Former Trump campaign chairman Paul Manafort was expected to plead guilty Friday to reduced federal charges in a deal with prosecutors that will allow him to avoid a second trial scheduled to begin next week, a new court filing shows.
The charges are related to Manafort’s Ukrainian political consulting work.
Friday’s court filing said Manafort’s homes in New York City, in the Hamptons and in Virginia, as well as money from his bank accounts and life insurance policies may be seized by the government as part of the deal.
It is not clear whether any agreement with prosecutors would require him to cooperate with special counsel Robert Mueller’s ongoing investigation into possible coordination between the Trump presidential campaign and Russia.
In the new filing, prosecutors dropped the bulk of the charges against Manafort, filing new paperwork that includes just two counts that resemble in many ways the original allegations made in an indictment last year.
The charges were contained in a criminal information document that can only be filed with a defendant’s consent and typically signals a deal has been reached. The charges include conspiracy against the United States and conspiracy to obstruct justice.
The allegations do not involve his work with the Trump presidential campaign.
Manafort was convicted last month of eight financial crimes in a separate trial in Virginia. He was facing a second trial Monday on charges related to Ukrainian political consulting work, including failing to register as a foreign agent.
It’s unclear how the possible deal might affect Manafort’s pursuit of a pardon from President Donald Trump. The president has signaled that he’s sympathetic to Manafort’s cause, and in comments to Politico, his attorney-spokesman Rudy Giuliani said a plea without a cooperation agreement wouldn’t foreclose the possibility of a pardon.
Manafort has aggressively fought the charges against him and taken shots at his co-defendant, Rick Gates, who cut a deal with prosecutors earlier this year that included a cooperation agreement.
At the time of Gates’ plea, Manafort issued a statement saying he “had hoped and expected my business colleague would have had the strength to continue the battle to prove our innocence.” And during his Virginia trial in August, Manafort’s lawyers spent considerable time painting Gates as a liar, embezzler, philanderer and turncoat who would say anything to get a lighter prison sentence.
Pleading guilty would allow Manafort to avoid a trial that was expected to last at least three weeks and posed the potential of adding years onto the seven to 10 years he is already facing under federal sentencing guidelines from his conviction in Virginia.
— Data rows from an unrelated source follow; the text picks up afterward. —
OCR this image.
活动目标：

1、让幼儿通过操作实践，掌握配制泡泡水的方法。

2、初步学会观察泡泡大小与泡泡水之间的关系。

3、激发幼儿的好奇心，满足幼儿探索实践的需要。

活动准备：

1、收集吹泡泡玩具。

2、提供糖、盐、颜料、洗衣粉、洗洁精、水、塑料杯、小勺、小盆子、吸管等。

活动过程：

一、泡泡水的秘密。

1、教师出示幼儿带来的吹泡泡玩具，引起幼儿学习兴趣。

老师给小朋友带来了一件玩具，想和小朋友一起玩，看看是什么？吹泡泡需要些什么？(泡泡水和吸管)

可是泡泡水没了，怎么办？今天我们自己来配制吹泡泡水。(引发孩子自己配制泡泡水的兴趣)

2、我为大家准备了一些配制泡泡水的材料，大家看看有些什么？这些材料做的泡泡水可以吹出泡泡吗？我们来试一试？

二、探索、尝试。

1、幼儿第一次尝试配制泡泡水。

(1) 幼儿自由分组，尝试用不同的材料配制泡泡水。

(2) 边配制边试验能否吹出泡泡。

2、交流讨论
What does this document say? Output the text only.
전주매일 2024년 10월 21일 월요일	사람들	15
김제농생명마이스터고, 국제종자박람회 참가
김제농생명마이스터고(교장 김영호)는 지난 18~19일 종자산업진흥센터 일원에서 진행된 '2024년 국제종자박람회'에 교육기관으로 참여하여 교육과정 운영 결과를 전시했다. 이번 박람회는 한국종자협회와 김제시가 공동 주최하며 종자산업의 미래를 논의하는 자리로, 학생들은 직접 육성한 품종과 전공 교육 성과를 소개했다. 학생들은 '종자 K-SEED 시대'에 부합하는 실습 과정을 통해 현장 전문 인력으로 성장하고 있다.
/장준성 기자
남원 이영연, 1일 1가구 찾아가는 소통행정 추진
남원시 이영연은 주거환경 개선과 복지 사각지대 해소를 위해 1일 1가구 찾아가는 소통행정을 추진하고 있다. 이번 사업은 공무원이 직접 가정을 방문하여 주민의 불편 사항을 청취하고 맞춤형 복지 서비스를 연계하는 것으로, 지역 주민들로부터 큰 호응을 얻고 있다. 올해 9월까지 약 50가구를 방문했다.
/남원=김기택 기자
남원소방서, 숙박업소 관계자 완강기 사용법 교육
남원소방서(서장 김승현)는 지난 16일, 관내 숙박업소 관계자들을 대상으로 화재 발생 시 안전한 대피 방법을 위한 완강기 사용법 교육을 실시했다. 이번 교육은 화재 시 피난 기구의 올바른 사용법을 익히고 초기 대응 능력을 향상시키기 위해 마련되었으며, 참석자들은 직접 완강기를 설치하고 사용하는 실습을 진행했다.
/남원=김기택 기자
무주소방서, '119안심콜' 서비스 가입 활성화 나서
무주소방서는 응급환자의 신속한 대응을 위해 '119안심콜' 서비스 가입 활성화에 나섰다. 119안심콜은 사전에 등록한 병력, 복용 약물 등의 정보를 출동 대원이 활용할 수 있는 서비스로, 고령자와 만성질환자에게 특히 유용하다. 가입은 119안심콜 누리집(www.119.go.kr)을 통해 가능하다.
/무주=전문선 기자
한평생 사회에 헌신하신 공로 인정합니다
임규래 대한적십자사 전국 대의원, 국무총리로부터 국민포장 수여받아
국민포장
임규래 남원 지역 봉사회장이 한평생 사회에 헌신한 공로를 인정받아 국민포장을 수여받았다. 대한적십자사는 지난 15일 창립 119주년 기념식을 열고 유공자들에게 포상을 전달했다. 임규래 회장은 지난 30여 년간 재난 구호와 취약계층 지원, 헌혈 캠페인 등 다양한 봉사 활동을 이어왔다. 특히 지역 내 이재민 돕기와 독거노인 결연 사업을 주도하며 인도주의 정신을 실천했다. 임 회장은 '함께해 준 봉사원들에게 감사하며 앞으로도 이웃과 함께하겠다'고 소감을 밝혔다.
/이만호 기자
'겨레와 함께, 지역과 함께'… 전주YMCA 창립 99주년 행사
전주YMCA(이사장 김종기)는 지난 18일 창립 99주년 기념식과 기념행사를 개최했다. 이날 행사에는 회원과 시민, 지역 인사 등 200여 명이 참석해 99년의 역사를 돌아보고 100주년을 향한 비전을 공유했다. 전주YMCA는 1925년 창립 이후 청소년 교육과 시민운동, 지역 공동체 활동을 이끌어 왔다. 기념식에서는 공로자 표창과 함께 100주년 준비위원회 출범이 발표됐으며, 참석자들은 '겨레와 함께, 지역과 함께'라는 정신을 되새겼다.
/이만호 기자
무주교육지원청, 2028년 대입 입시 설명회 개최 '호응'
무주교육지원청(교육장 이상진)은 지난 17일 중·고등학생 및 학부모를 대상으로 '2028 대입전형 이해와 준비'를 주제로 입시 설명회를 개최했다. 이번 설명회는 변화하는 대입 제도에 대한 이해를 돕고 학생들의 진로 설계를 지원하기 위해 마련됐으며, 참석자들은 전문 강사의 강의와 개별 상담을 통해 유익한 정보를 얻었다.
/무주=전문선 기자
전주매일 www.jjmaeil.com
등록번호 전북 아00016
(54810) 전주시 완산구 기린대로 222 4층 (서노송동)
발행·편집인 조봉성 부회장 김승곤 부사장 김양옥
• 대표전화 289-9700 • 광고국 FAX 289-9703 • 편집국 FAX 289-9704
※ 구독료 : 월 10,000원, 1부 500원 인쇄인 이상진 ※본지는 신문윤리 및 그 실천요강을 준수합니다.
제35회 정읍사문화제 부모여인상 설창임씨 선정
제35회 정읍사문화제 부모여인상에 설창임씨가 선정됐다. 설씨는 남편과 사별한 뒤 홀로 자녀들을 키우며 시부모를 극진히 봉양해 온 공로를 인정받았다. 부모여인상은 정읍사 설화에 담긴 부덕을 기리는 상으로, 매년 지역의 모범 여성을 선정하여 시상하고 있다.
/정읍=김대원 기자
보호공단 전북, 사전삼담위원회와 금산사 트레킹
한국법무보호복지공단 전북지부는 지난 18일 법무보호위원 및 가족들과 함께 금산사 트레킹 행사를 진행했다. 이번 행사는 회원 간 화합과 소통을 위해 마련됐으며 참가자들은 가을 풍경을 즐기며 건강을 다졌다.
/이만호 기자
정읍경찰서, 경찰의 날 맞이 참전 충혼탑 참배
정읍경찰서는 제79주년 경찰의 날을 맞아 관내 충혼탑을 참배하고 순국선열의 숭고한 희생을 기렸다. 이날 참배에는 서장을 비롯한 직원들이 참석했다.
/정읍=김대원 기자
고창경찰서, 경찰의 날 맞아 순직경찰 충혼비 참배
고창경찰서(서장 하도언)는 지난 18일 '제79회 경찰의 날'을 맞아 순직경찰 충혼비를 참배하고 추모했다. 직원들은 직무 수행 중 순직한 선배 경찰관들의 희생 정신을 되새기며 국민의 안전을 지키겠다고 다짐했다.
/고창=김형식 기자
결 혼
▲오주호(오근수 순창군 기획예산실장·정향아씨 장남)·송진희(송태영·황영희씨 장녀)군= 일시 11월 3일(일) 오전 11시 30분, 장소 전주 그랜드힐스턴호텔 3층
A jury found Manafort guilty of eight counts of tax evasion, failing to report foreign bank accounts and bank fraud. Jurors deadlocked on 10 other counts.
In the Washington case, prosecutors were set to lay out in great detail Manafort’s political consulting and lobbying work on behalf of former Ukrainian President Viktor Yanukovych and the pro-Russian Party of Regions.
Prosecutors say that Manafort directed a large scale lobbying operation in the U.S. for Ukrainian interests without registering with the Justice Department as required by the federal Foreign Agents Registration Act, or FARA. Manafort was accused of concealing from the IRS tens of millions of dollars in proceeds from his Ukrainian patrons and conspiring to launder that money through offshore accounts in Cyprus and elsewhere.
Manafort had denied the allegations and pleaded not guilty. Even after his indictment last October, though, prosecutors say he continued to commit crimes by tampering with witnesses. The discovery of his witness contacts led to a superseding indictment in June and Manafort’s jailing ahead of his trial.
In addition to the witness tampering counts, Manafort had been formally charged with acting as an unregistered foreign agent, conspiring to launder money and lying to the FBI and Justice Department about the nature of his work. Court papers indicated that he could have faced between 15 and 19 1/2 years in prison under federal guidelines.
The Associated Press contributed to this article.